For an episode in which Kate Sr. gets married, they sure didn’t want to write anything about Kate Sr. getting married.
Maybe if she was actually a character it would have been easy. But she’s not. So it was DIFFICULT DIFFICULT LEMON DIFFICULT
I recently read something online from a fan of ALF saying that season four is by far the worst. I didn’t read any specifics, but hot damn, if even the fans were disappointed by the final season — if this was considered at least passable in their eyes, and they still thought season four was garbage — we’re in for a hell of a ride.
Melmac Facts: Willie and Kate got married in 1967, in her mother’s house. ALF had an Uncle Tinkle and was once mauled by a Pit Gnarf. Melmacians have only 10 major organs, eight of which are stomachs. ALF has a tattoo. On Melmac, Pop-eye the Sailor Man is considered a geek. So…I guess they did get Earth entertainment up there?
—–
* Barring shows like M*A*S*H* or Red Dwarf or something, in which there are uniforms or a general scarcity of outfits in keeping with the show’s context.

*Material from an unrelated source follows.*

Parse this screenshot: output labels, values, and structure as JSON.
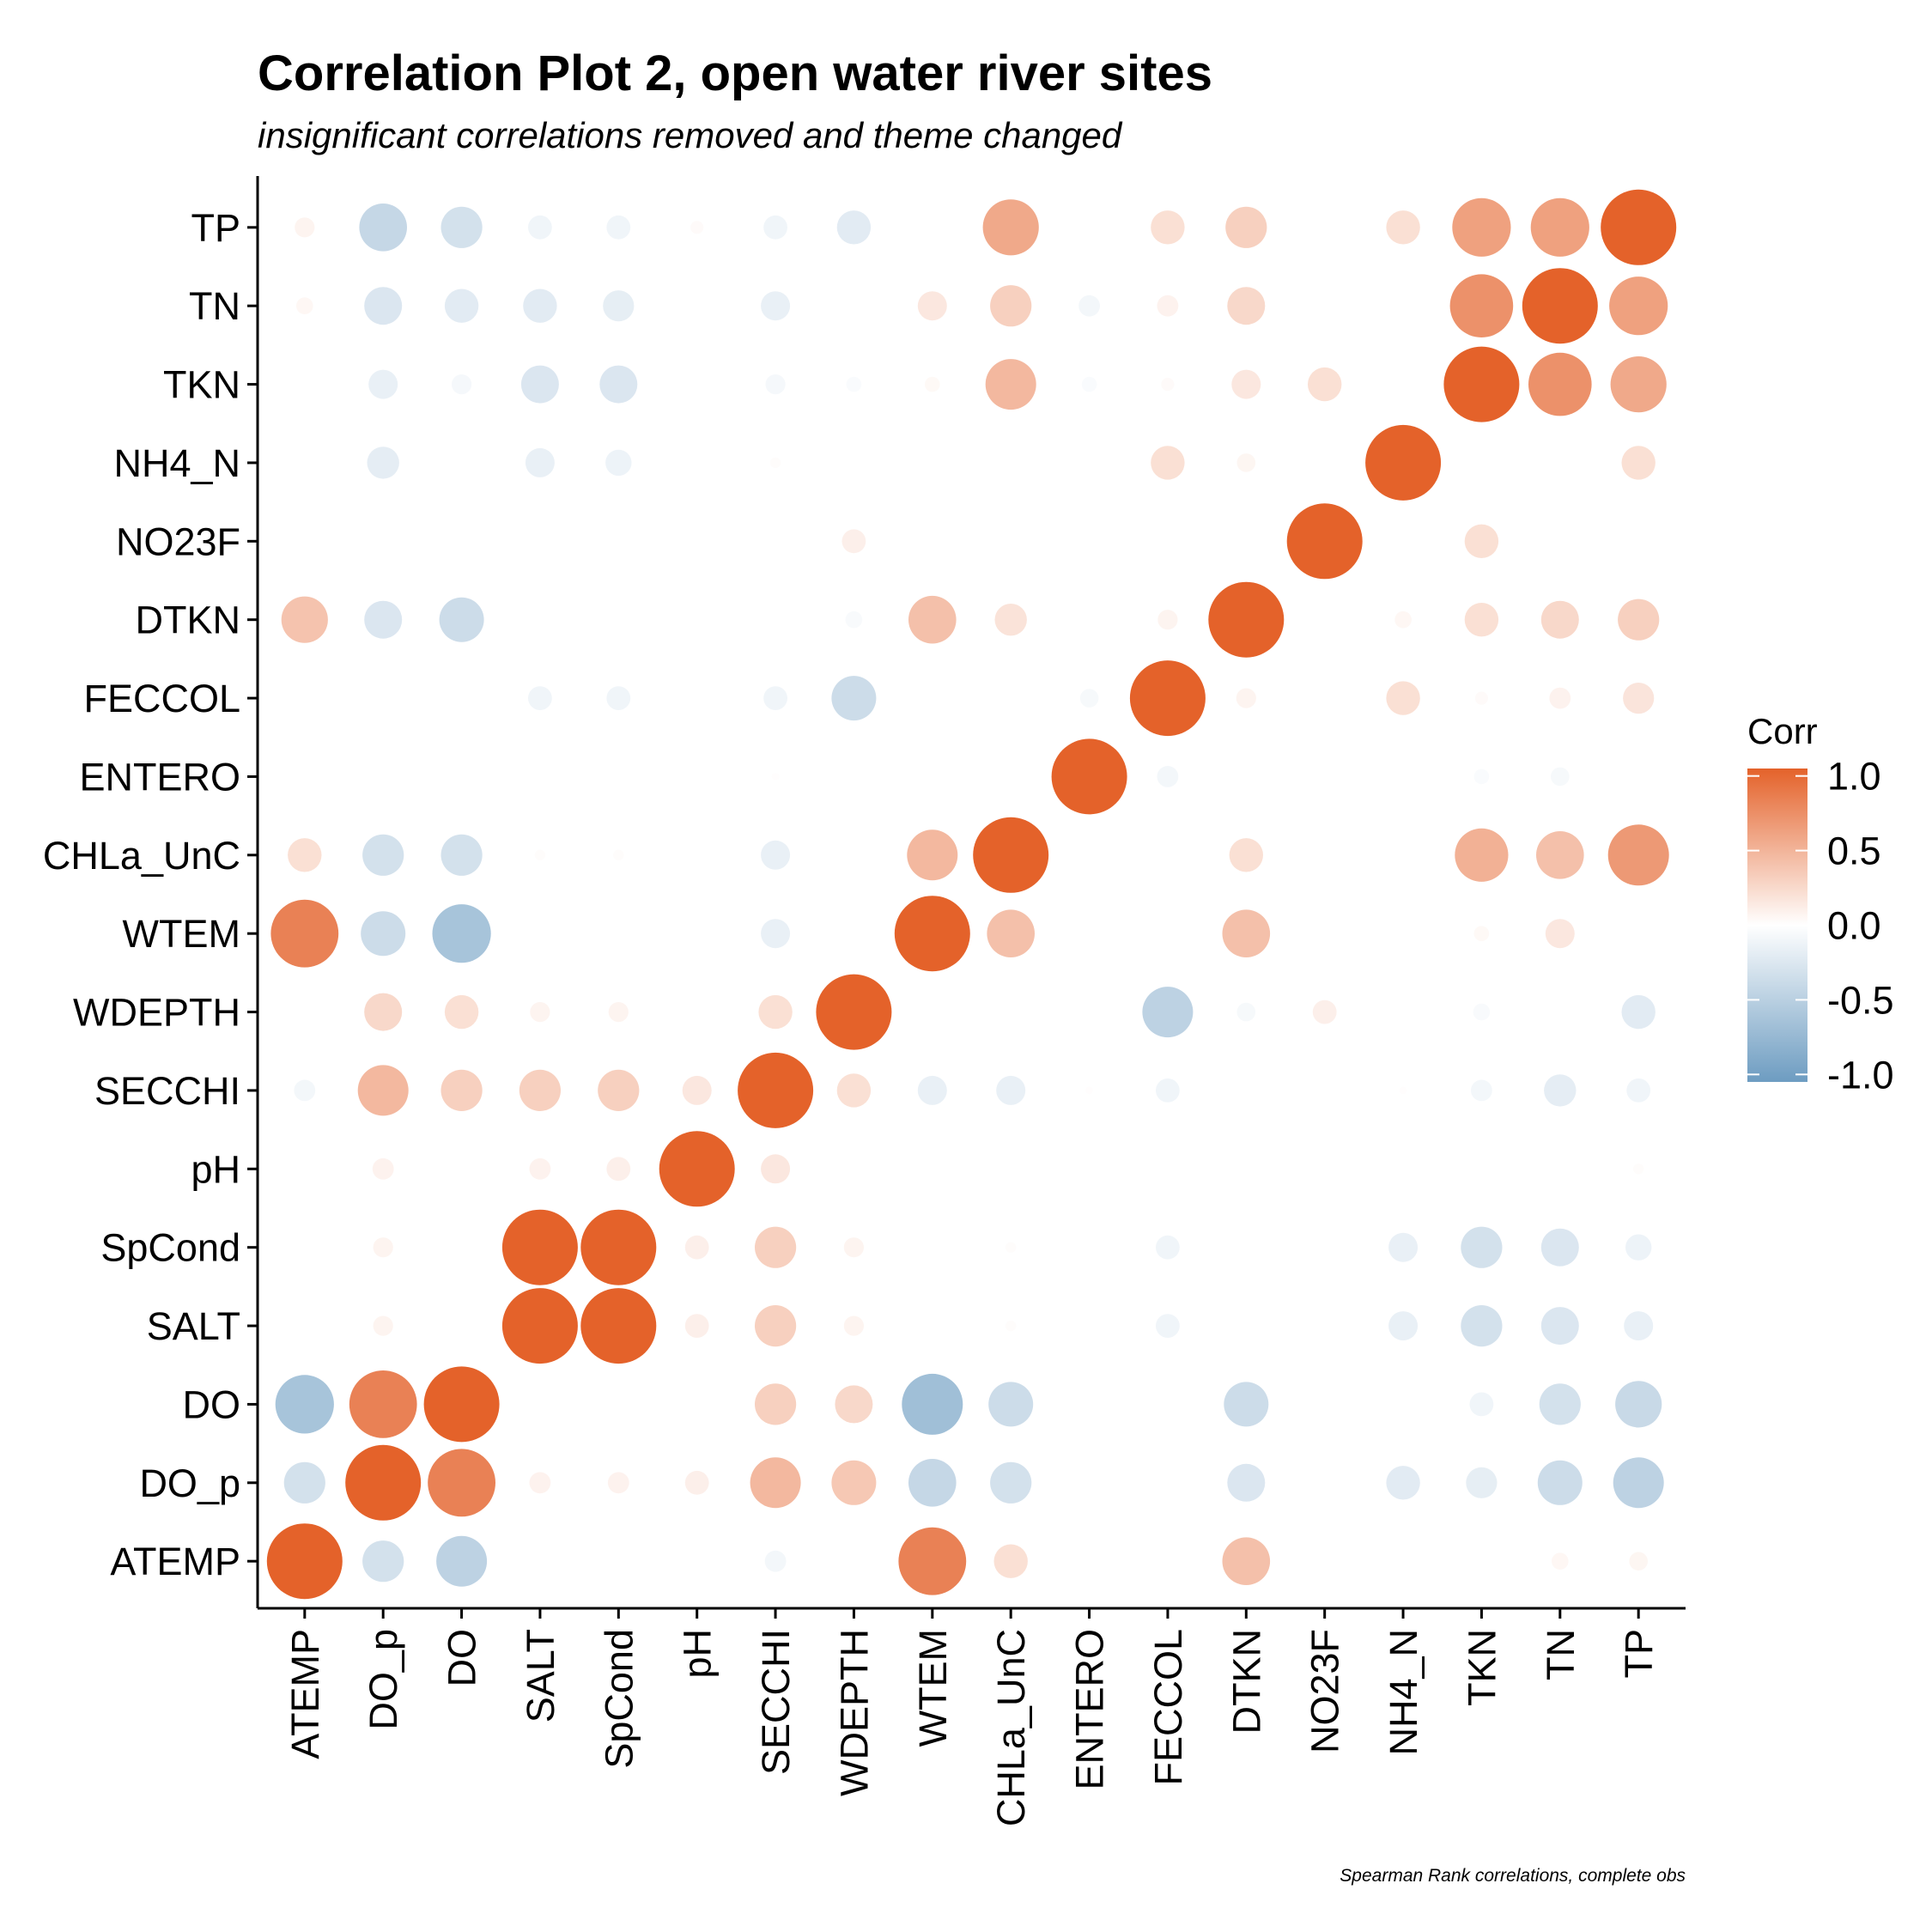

** The boxes, which we’ve seen before, are actually labelled ORBIT GUARDS, even though I think the Orbit Guard is only ever referred to in the singular. Maybe a relic of an earlier draft? Or some boner the props department pulled that nobody gave a shit about correcting? YOU DECIDE
*** Yet another thing ALF went back to grab instead of helping anybody else flee the exploding planet. This might be an interesting list to keep track of…
**** It’s called A Furry Home Companion, and I’m not sure if I’m embarrassed or not for laughing at that.